The delamination split is a worry and yes I have seen it. I think it goes back to when T/L was caught in a strong SW blast at a Regatta Sail Past following an AWBF.
We broke the boom jaws and spreaders which possibly sprung the mast. The John Leather “Gaff Rig Handbook” mentions “… suddenly fails in a hard blow it may also damage or spring the mast”. However, we did not see the delamination but it has possibly opened up with time. We replaced the jaws and fixed the spreaders without taking the mast out hence the mess around the spreaders cheeks but that is cosmetic and easy fixed. We just need to clean up the Sika on the Cheeks and mast, then mask it up and reapply Sika to a neat finish. I am fairly confident the spreaders are firmly fixed to the mast but please check this?
We do however, need a bit more to do with the delamination and reinforcing that area without anything metal that aids rot and water ingress to the mast. I have re-though my comment about using dump pins and also I heard some one suggest a metal gusset. The one issue with masts is to make sure all potential water ingress is minimised to prevent weak spots and dry rot in the mast. S.S. Gussets or Bands will hold water underneath them and cause dry rot over time.
So I suggest the solution is once the mast is back to bare wood;
- Clean out and vacuum the delamination crack.
- Make at least three clamping blocks as per the attached drawings.
- Purchase some 75mm Kevlar or Carbon Fibre tape, enough for at least three rounds per bandage as per the drawings. Making sure there is one under each strop placement will also double to prevent chafing as well as holding the mast delamination together.
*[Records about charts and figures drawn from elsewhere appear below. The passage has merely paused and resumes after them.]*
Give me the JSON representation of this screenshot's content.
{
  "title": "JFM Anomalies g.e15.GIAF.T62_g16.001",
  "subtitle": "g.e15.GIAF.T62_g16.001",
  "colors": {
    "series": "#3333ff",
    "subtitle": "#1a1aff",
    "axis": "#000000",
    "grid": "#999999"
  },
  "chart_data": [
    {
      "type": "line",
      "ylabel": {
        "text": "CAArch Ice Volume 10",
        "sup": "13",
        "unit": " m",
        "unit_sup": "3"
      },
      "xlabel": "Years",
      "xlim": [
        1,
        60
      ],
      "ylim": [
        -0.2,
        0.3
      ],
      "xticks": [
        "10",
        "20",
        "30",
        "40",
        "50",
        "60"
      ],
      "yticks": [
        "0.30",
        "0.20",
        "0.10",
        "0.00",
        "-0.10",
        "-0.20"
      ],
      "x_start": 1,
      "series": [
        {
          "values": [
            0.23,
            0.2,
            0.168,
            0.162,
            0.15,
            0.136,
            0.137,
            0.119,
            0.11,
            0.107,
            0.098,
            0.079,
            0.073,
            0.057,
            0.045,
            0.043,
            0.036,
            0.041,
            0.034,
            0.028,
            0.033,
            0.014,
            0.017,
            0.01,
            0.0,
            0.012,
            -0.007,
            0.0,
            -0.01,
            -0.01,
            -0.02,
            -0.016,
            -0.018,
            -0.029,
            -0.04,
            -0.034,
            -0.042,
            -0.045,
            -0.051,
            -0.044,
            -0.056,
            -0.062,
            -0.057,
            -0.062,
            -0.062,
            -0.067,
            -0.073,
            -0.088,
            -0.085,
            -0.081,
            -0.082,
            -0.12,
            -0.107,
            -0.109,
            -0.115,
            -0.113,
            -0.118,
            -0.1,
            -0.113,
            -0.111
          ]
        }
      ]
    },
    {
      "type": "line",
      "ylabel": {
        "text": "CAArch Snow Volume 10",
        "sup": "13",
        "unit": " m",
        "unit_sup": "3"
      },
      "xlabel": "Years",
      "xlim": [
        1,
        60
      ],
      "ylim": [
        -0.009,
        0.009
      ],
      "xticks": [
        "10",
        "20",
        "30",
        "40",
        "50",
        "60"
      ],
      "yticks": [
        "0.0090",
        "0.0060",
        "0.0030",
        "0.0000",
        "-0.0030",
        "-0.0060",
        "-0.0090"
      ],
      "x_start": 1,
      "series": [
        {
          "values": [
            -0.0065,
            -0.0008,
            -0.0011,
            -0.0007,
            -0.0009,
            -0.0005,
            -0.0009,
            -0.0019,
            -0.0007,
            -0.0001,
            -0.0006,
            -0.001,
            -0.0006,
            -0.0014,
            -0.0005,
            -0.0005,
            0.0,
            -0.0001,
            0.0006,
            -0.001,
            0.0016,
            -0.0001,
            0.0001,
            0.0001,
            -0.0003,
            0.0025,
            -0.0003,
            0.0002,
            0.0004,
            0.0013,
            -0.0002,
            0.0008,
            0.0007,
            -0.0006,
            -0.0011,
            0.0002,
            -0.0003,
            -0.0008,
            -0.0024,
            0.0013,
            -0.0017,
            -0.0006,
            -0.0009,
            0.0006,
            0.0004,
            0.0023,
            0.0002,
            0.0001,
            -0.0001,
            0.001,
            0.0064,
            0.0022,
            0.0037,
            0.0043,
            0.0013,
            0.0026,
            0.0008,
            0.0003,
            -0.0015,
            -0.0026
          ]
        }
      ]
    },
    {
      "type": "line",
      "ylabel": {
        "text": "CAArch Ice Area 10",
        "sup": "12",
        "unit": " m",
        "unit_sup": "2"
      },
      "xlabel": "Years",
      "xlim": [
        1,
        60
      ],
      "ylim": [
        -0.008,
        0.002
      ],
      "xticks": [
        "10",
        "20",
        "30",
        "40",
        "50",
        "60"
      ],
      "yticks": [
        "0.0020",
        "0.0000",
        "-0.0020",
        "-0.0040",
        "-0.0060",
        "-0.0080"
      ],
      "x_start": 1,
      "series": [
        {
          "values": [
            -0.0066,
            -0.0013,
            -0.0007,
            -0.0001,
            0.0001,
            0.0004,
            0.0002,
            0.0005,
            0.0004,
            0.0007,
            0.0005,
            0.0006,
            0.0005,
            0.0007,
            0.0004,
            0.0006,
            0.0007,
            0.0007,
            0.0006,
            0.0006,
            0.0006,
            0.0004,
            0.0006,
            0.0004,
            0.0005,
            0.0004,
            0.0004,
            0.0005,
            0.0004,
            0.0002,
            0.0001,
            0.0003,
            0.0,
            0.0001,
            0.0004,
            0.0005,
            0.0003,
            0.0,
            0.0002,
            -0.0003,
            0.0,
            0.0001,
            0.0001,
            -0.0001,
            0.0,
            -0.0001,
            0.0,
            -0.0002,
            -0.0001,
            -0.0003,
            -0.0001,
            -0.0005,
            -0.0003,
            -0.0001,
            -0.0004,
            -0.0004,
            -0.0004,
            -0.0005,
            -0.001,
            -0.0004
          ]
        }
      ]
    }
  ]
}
- Once all cleaned up and dried apply some epoxy to the delamination gap then apply the clamp blocks. Where the clamp block go over the delamination gap apply some Vaseline to the blocks. This will work as a release agent.
- Then where the bandages will go apply a thin coat of epoxy and then wrap the bandage for at least 3 rounds. The epoxy should hold it in place. Apply a thin coat of epoxy over the bandage, do not over do it with the epoxy.
- Then layer the strip over the delamination gap by applying a thin coat of epoxy over it first then lay the strip into the epoxy. Once the strip has adhered give it another light coat of epoxy.
- Each day for 3 days rub the bandages and strip back lightly, clean it with acetone. Then apply another thin coat of epoxy.
- Do not oil the mast until this work is complete.
This remedy should allow the mast to serve us for a good few years.